Marmara Denizi, Türkiye'nin önemli bir ekosistemi ve ekonomik kaynağıdır. Ancak son yıllarda yaşanan müsilaj (deniz salyası) sorunları, deniz ekosistemine ciddi zararlar vermekte ve bu durum balıkçılık sektörünü derinden etkilemektedir. Özellikle balık etinin kalitesi ve sağlığı konusunda soru işaretleri oluşmaya başlamıştır. Peki, müsilajın balık etine ne gibi etkileri var ve bu sorunun çözümü için neler yapılabilir? İşte bu soruların cevabı, Marmara Denizi'nde yaşanan müsilaj sorununu derinlemesine incelememizi gerektiriyor.

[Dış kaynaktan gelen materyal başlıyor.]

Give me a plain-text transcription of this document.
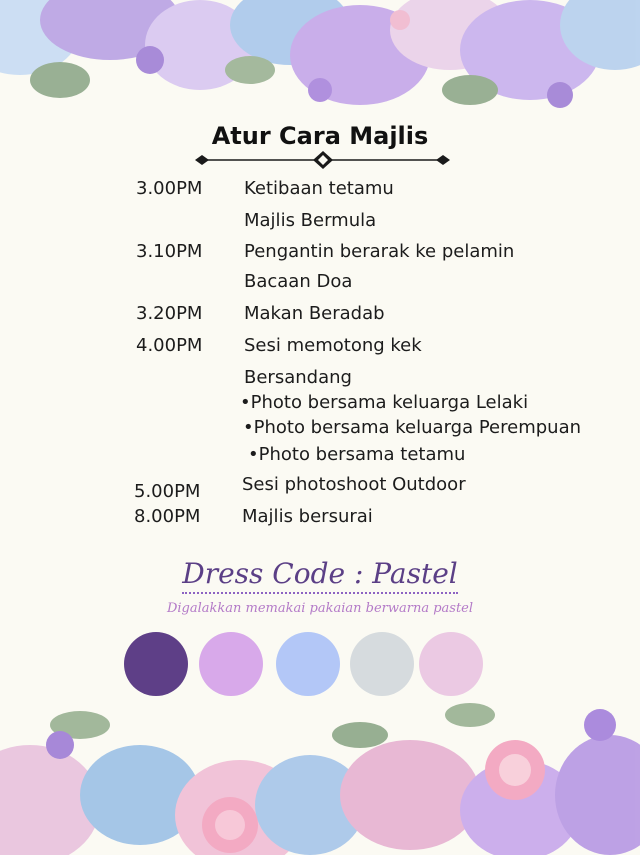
Atur Cara Majlis
3.00PM Ketibaan tetamu
Majlis Bermula
3.10PM Pengantin berarak ke pelamin
Bacaan Doa
3.20PM Makan Beradab
4.00PM Sesi memotong kek
Bersandang
•Photo bersama keluarga Lelaki
•Photo bersama keluarga Perempuan
•Photo bersama tetamu
5.00PM Sesi photoshoot Outdoor
8.00PM Majlis bersurai
Dress Code : Pastel
Digalakkan memakai pakaian berwarna pastel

Müsilaj, denizlerdeki organik madde ve alglerin aşırı çoğalması sonucu oluşan yapışkan ve jöle kıvamında bir maddedir. Genellikle suyun aşırı besin (azot ve fosfor) ile kirlenmesinin bir sonucu olarak ortaya çıkar. 2021 yılında Marmara Denizi'nde yaşanan müsilaj sorunu, bu bölgedeki deniz kirliliğinin boyutunu gözler önüne serdi. Tarım ve Orman Bakanlığı'nın raporlarına göre, Marmara Denizi'nde su kalitesi, sanayi atıkları, tarımsal uygulamalar ve evsel atıklar nedeniyle ciddi şekilde düşmüştür. Müsilaj, hem estetik açıdan hem de ekosistem açısından büyük sorunlar yaratmaktadır.
Müsilaj, suyun içindeki çözünmüş oksijenin azalmasına ve su kalitesinin bozulmasına neden olur. Bu durum, balıkların ve diğer deniz canlılarının yaşam alanlarını tehdit eder. Balıkların sağlıklı bir şekilde büyümesi ve gelişmesi için temiz ve oksijenli sularda yaşamaları gerekmektedir. Müsilaj nedeniyle oluşan oksijen eksikliği, balıkların sağlığını olumsuz etkileyebilir ve bu da dolaylı olarak balık etinin kalitesine yansıyabilir.
Ayrıca, balıkların besin zincirinin en alt kademesinde yer alan planktonların azalması, balıkların besin kaynaklarını doğrudan etkilemektedir. Azalan besin kaynakları, balıkların zayıf ve hastalıklı olmasına neden olabilir. Zayıf olan balıkların etleri, besin değeri açısından düşüklük gösterebilir ve bu da tüketime sunulan ürünlerin kalitesizleşmesine yol açar.
Bunların yanı sıra, müsilajın hem insan sağlığı hem de deniz canlıları üzerinde uzun vadeli etkileri olabilir. Kimyasal yüklü müsilaj, su ürünleri üzerinde çeşitli zararlara yol açabilir ve insanların tükettiği deniz ürünlerinin toksik maddeler içermesine neden olabilir. Bu nedenle, müsilaj sorununun çözümü, hem deniz ekosisteminin sağlığı hem de halk sağlığı açısından son derece önemlidir.
Marmara Denizi'nde yaşanan müsilaj krizi, acil önlemler alınmadığı takdirde daha da büyüyecek gibi görünmektedir. Çözüm için, bölgedeki sanayi atıklarının kontrol altına alınması, tarımsal ilaç ve gübre kullanımının denetlenmesi, arıtma sistemlerinin iyileştirilmesi ve kamuoyunun bilinçlendirilmesi büyük önem taşımaktadır. Yılda yaklaşık 500 bin ton müsilaj oluşumuna neden olan bu kirliliğin önüne geçmek, sadece günümüzü değil, gelecek nesilleri de kapsayan bir görevdir. Müsilajın engellenmesi için uzun vadeli ve sürdürülebilir çözümler geliştirilmelidir.
Sonuç olarak, Marmara Denizi'nde yaşanan müsilaj sorunu, sadece yerel bir mesele değil, aynı zamanda tüm ekosistem üzerinde de derin etkiler yaratabilecek bir durumdur. Balıkçılar, ekosistem uzmanları, bilim insanları ve yerel yönetimlerin işbirliği içerisinde hareket etmesi, bu sorunun üstesinden gelinmesi için kritik bir öneme sahiptir. Denizlerimizi temiz tutmak ve ekosistemin sağlığını korumak adına atacağımız her adım, hem bugünü hem de geleceği korumaktadır.